On the other hand, we know that if $f$ is null-homotopic, it can also be extended to $D^2$. Utilizing this insight, I will employ it to establish the previously mentioned proposition.
So to prove this proposition, it suffices to show that $f$ is null-homotopic. Let $(0,1)$ be a point in $S^1$, and consider the constant map $c_{f(0,1)}: S^1 \longrightarrow X$, defined as $c_{f(0,1)}(x,y) = f(0,1)$ for all $(x,y) \in S^1$.

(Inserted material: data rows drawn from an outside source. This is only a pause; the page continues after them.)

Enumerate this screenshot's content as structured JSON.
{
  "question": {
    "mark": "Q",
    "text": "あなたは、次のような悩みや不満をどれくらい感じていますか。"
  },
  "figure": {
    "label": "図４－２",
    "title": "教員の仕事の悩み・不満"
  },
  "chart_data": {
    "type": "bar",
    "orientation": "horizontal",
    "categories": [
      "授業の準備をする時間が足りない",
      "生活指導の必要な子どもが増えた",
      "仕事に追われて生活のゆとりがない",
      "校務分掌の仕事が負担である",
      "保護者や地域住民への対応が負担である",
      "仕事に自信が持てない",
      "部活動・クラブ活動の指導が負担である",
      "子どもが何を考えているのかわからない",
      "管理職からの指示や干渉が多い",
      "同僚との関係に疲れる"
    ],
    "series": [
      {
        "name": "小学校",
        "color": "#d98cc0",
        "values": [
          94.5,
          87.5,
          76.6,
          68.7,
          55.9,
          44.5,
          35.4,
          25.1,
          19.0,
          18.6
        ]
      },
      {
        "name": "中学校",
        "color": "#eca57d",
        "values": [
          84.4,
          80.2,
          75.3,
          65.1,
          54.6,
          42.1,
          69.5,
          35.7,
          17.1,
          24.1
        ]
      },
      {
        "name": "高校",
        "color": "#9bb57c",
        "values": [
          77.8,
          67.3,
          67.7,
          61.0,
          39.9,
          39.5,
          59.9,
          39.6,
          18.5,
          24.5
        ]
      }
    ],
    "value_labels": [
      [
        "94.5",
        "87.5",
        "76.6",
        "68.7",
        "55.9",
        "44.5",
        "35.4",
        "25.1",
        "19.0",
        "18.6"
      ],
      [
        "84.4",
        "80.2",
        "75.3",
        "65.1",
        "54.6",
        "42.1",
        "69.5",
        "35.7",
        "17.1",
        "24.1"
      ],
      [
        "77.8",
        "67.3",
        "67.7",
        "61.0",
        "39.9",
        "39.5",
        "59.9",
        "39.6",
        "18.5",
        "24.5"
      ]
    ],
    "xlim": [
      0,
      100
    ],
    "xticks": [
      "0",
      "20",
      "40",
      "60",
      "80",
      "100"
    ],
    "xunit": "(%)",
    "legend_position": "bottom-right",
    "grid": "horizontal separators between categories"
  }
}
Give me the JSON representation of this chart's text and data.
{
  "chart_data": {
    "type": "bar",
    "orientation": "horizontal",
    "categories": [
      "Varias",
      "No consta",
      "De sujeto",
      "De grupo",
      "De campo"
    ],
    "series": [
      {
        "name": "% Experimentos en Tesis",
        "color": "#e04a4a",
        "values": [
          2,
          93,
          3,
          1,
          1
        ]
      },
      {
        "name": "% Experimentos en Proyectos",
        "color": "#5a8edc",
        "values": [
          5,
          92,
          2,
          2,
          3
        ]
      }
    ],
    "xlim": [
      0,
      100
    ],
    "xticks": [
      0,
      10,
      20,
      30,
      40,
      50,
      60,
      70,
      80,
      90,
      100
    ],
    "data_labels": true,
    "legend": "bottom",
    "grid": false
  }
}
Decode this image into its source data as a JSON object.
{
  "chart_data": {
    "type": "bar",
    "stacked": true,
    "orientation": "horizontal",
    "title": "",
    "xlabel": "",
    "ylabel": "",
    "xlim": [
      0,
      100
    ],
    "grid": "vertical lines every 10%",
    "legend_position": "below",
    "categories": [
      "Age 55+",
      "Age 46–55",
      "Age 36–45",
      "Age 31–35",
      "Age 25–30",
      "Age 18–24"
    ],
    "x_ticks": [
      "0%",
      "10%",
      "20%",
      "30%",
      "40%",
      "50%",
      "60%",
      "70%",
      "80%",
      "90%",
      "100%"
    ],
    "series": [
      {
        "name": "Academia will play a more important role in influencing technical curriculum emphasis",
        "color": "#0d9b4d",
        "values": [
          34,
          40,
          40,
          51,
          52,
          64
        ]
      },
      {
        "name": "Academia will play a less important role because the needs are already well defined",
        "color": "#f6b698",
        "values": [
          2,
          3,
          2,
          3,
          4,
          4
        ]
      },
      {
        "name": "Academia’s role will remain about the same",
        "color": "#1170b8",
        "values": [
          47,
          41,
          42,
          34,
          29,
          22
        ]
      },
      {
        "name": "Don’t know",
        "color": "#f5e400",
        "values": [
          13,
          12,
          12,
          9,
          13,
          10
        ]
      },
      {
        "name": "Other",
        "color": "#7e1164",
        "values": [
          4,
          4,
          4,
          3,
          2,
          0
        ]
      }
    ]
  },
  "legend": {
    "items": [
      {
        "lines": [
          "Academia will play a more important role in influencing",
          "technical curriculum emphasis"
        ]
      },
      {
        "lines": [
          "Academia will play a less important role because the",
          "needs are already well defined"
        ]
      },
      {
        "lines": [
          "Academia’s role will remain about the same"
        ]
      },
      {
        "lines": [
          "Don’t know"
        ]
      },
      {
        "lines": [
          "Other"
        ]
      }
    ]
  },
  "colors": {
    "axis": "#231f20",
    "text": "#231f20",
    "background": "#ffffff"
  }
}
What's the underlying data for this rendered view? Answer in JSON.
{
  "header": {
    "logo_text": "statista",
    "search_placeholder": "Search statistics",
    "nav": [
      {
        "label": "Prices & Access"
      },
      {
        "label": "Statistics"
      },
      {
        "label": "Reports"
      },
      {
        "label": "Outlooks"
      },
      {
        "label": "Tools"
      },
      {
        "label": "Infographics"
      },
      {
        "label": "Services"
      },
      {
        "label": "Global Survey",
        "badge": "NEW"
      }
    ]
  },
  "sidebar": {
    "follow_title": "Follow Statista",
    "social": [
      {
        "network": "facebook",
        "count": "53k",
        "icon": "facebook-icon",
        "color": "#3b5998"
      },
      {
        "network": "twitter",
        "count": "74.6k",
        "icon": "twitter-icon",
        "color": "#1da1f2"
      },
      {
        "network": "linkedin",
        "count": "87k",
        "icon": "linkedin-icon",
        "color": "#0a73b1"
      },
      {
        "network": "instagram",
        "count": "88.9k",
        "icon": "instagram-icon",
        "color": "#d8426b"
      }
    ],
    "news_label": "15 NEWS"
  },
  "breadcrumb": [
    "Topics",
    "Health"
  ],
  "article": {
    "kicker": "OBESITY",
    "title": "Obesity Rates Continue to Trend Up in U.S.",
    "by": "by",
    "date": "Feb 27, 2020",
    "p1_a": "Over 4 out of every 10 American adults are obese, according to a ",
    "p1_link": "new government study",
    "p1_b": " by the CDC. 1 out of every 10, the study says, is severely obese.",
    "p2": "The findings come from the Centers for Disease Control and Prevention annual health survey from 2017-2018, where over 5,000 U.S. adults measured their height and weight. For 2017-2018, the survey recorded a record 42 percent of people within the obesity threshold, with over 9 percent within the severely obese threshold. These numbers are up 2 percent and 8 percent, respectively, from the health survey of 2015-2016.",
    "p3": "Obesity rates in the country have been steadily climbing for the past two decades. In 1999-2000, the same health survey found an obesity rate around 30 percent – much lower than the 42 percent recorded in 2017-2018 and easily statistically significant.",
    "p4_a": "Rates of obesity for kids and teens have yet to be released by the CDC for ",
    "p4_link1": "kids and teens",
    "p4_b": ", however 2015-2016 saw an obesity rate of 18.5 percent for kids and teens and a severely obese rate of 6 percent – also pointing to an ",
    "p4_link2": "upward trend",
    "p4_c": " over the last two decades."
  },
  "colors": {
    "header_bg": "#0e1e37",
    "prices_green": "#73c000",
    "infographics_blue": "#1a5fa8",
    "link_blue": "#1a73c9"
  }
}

Now, take a homotopy $H: S^1 \times [0,1] \longrightarrow X$, defined as $H((x,y), t) = f(tx, 1-t+ty)$. We observe that $H((x,y), 0) = f(0,1) = c_{f(0,1)}(x,y)$ and $H((x, y), 1) = f(x,y)$. Thus, $f$ is null-homotopic, and consequently, it is extended to $D^2$.
Surprisingly, the proof doesn't explicitly rely on the assumption that $X$ is simply connected. Is there something missing, or is there an inherent reason for this?
Your proof is incorrect, since the homotopy $H$ is not well-defined. You want to calculate $f(tx,1-t+ty)$ for arbitrary $t\in[0,1]$ and $(x,y)\in S^1$. But $f$ is only defined on $S^1$. If $t\neq0,1$ and $y\neq1$ we have $(tx,1-t+ty)\notin S^1$, hence you cannot calculate $f(tx,1-t+ty)$.
Hint for a correct approach: A continuous map $f\colon S^1\to X$ can be interpreted as the element of $\pi_1(X,f(0,1))$ given by $$ \begin{array}{rcl} \tilde f\colon[0,1]&\to& X\\ t&\mapsto& f(\sin(2\pi\operatorname i\cdot t),\cos(2\pi\operatorname i\cdot t)) \end{array} $$ If $\pi_1(X,f(0,1))=0$ there exists a path-homotopy $\tilde H\colon[0,1]\times[0,1]\to X$ from $\tilde f$ to the constant path at $f(0,1)$. One can upgrade this path-homotopy to a homotopy $H\colon S^1\times[0,1]\to X$ that shows that $f$ is null-homotopic.